Don't Panic About The New UK Coronavirus Strain

 As ever, I use the word "strain" in the title here with some hesitation, because it hasn't been shown (yet) conclusively to affect pathogenicity or transmissibility, but some very good stuff in yesterday's This Week In Virology Episode 697. This doesn't cover all of it, but it hits the big points I think people are most interested in:

  • Increased transmissibility has not been conclusively shown but the genomic data is suggestive. The mathematical models can be tweaked to show any result, and don’t take into account founder effects or population-level changes that might be affecting transmission.
  • Spike protein changes are sufficient to require new primers for PCR tests, so they have had to rely on other genes for diagnosis.
  • The spike protein change is NOT enough to alter antibody response. This has been verified in animal models. Existing vaccines will most likely work fine on the new variant.
  • Underdiscussed: the ORF8 deletion may make a less-virulent disease course. (SARS-CoV-1 had one midway through that outbreak with that consequence.) It’s not that the disease is intrinsically more transmissible, but if you don’t feel sick you’re more likely to be out and shedding virus. We do not definitively know this to be the case at this point, however. 
Update 2020-12-29: I wanted to address a point that @politicalmath raised on his recent Substack post on COVID-19 strains; the consensus on TWiV seems to be that the US does much less viral sequencing than they do in the UK, although it’s unknown if what we do is enough to adequately assess spread by particular isolate. In any case, he links to a useful new (to me) site that tracks viral spread, Bookmarked.
Update 2020-12-30: It was pointed out to me on Twitter that the strain is actually called B.1.1.7, which "has an unusually large number of genetic changes, particularly in the spike protein". I'm still not terribly worried about antibody response to this variant, for several reasons:
  1. It's not clear that this has enough difference from other isolates to prevent existing vaccines from mounting an effective immune response.

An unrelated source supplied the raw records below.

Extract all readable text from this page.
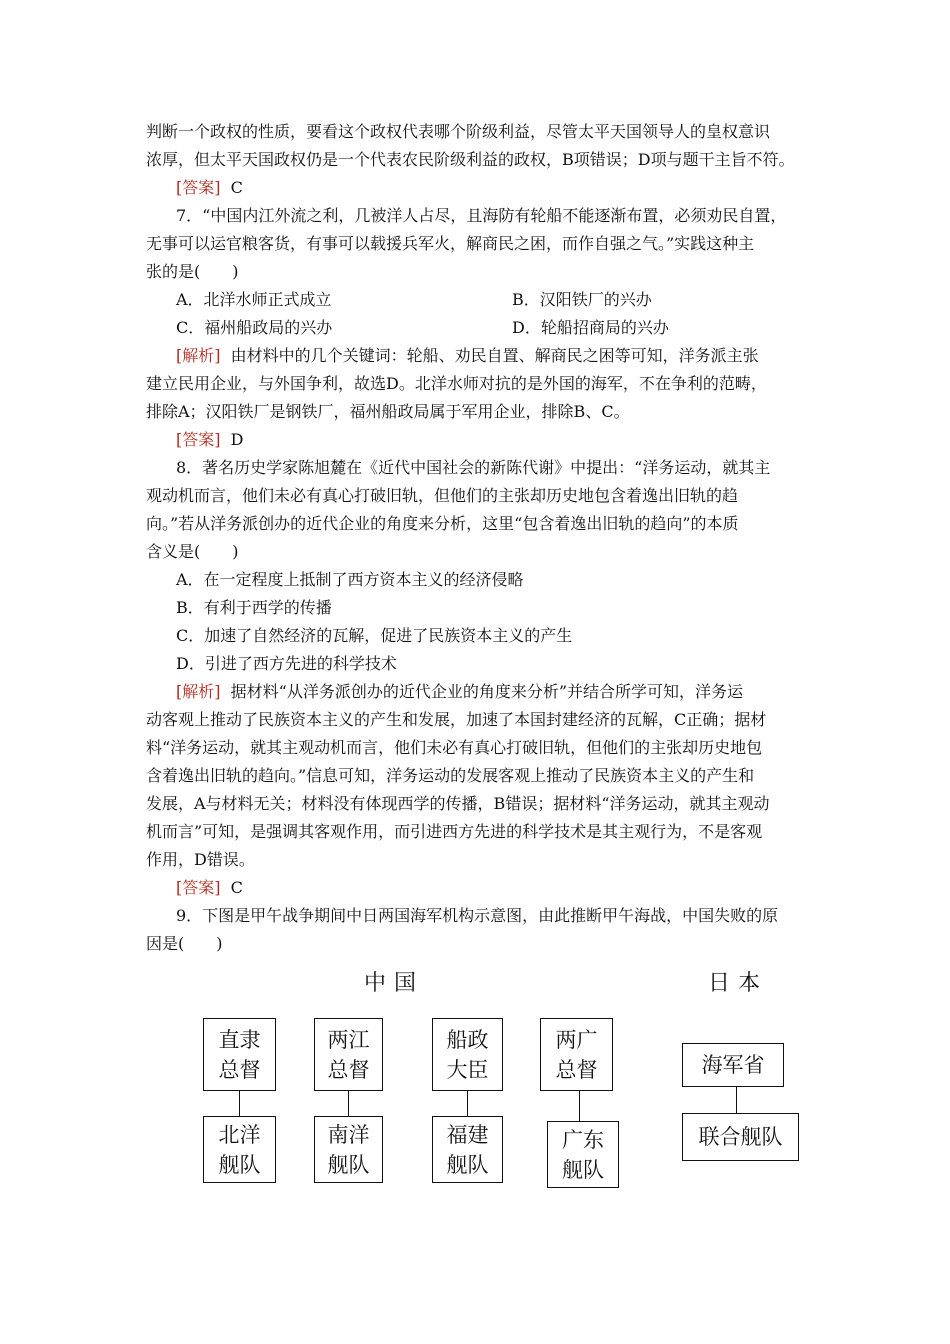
判断一个政权的性质，要看这个政权代表哪个阶级利益，尽管太平天国领导人的皇权意识
浓厚，但太平天国政权仍是一个代表农民阶级利益的政权，B项错误；D项与题干主旨不符。
[答案] C
7．“中国内江外流之利，几被洋人占尽，且海防有轮船不能逐渐布置，必须劝民自置，
无事可以运官粮客货，有事可以载援兵军火，解商民之困，而作自强之气。”实践这种主
张的是(　　)
A．北洋水师正式成立	B．汉阳铁厂的兴办
C．福州船政局的兴办	D．轮船招商局的兴办
[解析] 由材料中的几个关键词：轮船、劝民自置、解商民之困等可知，洋务派主张
建立民用企业，与外国争利，故选D。北洋水师对抗的是外国的海军，不在争利的范畴，
排除A；汉阳铁厂是钢铁厂，福州船政局属于军用企业，排除B、C。
[答案] D
8．著名历史学家陈旭麓在《近代中国社会的新陈代谢》中提出：“洋务运动，就其主
观动机而言，他们未必有真心打破旧轨，但他们的主张却历史地包含着逸出旧轨的趋
向。”若从洋务派创办的近代企业的角度来分析，这里“包含着逸出旧轨的趋向”的本质
含义是(　　)
A．在一定程度上抵制了西方资本主义的经济侵略
B．有利于西学的传播
C．加速了自然经济的瓦解，促进了民族资本主义的产生
D．引进了西方先进的科学技术
[解析] 据材料“从洋务派创办的近代企业的角度来分析”并结合所学可知，洋务运
动客观上推动了民族资本主义的产生和发展，加速了本国封建经济的瓦解，C正确；据材
料“洋务运动，就其主观动机而言，他们未必有真心打破旧轨，但他们的主张却历史地包
含着逸出旧轨的趋向。”信息可知，洋务运动的发展客观上推动了民族资本主义的产生和
发展，A与材料无关；材料没有体现西学的传播，B错误；据材料“洋务运动，就其主观动
机而言”可知，是强调其客观作用，而引进西方先进的科学技术是其主观行为，不是客观
作用，D错误。
[答案] C
9．下图是甲午战争期间中日两国海军机构示意图，由此推断甲午海战，中国失败的原
因是(　　)
中国	日本
直隶
总督
北洋
舰队
两江
总督
南洋
舰队
船政
大臣
福建
舰队
两广
总督
广东
舰队
海军省
联合舰队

  2. We have known for months that other (possibly zoonotic) coronaviruses leave antibodies capable of reacting with SARS-CoV-2. It doesn't have to be perfect to work.
  3. If B.1.1.7 is really a major shift, changing the mRNA vaccine to include the new spike protein should be a simple thing that could be turned around rapidly. (Of course, that assumes the FDA will allow an altered vaccine to be delivered without widespread testing first.)